The name Lilipip stayed—now “little people” refers to small businesses and startups, Oustiougova said, although one of her early (and favorite) projects was a video for Zappos, the online shoe store acquired by Amazon for shares and cash totaling approximately $847 million in July. She feels Lilipip is different from other ad companies out there because of its transparency in all aspects of the business. Oustiougova calls it “open source creative.” The company offers different pricing packages for the videos, ranging from $4,000 to $18,000, with different levels of involvement that the client is involved in. At the $4,000 end, Lilipip provides illustration, storyboards, animation, and stock music; at the highest end, it adds in such touches as script, photography, original music, voice-over, and sound effects.

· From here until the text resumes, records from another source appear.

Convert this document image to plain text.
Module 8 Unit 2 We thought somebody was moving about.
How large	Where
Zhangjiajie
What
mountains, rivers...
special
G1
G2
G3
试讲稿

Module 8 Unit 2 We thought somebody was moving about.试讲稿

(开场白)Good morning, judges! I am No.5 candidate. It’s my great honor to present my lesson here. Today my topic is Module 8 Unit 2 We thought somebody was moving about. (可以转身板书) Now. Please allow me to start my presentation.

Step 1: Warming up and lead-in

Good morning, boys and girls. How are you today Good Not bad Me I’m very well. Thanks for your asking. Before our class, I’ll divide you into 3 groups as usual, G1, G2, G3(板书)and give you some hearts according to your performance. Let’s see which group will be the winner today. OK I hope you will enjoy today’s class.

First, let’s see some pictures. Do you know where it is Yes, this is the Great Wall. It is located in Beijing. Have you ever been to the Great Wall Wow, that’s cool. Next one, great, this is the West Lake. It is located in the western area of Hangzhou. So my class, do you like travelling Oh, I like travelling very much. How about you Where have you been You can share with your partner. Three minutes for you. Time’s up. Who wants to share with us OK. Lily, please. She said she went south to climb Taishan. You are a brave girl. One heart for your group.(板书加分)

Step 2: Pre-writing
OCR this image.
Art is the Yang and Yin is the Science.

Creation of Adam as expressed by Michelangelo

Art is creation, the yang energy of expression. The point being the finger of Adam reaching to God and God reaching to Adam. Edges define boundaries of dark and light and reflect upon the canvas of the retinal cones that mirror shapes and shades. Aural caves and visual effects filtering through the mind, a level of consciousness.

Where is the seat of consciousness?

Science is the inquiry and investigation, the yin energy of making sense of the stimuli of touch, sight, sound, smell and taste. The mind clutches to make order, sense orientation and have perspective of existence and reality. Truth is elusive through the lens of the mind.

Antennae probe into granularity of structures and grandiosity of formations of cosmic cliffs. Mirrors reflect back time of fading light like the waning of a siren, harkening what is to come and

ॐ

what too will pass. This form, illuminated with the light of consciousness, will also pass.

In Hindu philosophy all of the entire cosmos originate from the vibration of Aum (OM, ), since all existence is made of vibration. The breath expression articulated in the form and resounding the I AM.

Lilipip’s business is mainly drummed up through word of mouth, Oustiougova said, but she’s also very active on Twitter. That’s where she made the initial connection with the Zappos CEO, Tony Hsieh. Local clients include Kimberly Baker Jewelry, Intellectual Ventures, Seattle Web Group, MOD Systems, Waggener Edstrom, Perfect Pixels, LKK Partners, Shiftboard, and Cascadeo.
Openness about the price and the all-included nature of the pricing packages is important to Oustiougova. “There’s this mysterious black box whenever you’re hiring anyone creative. It’s always, ‘Let’s sit down and find the scope of the project and then figure out how much it costs,'” she said. “But that’s the first question of every business, how much does it cost? A small business can’t afford to lose that time.”
Unlike other agencies, Oustiougova says, Lilipip freely reveals information about its artists and creative contractors, even promoting them on its blog, so that if clients enjoy working with a certain contractor, they’re free to contact them independently in the future. Lilipip also gives all source files to the customer, which is unique as far as Oustiougova knows.
“It’s hard to know how to provide an environment to creative people where they love it,” Oustiougova said. “This is really exciting to me, thinking how to build a company that you love working at.”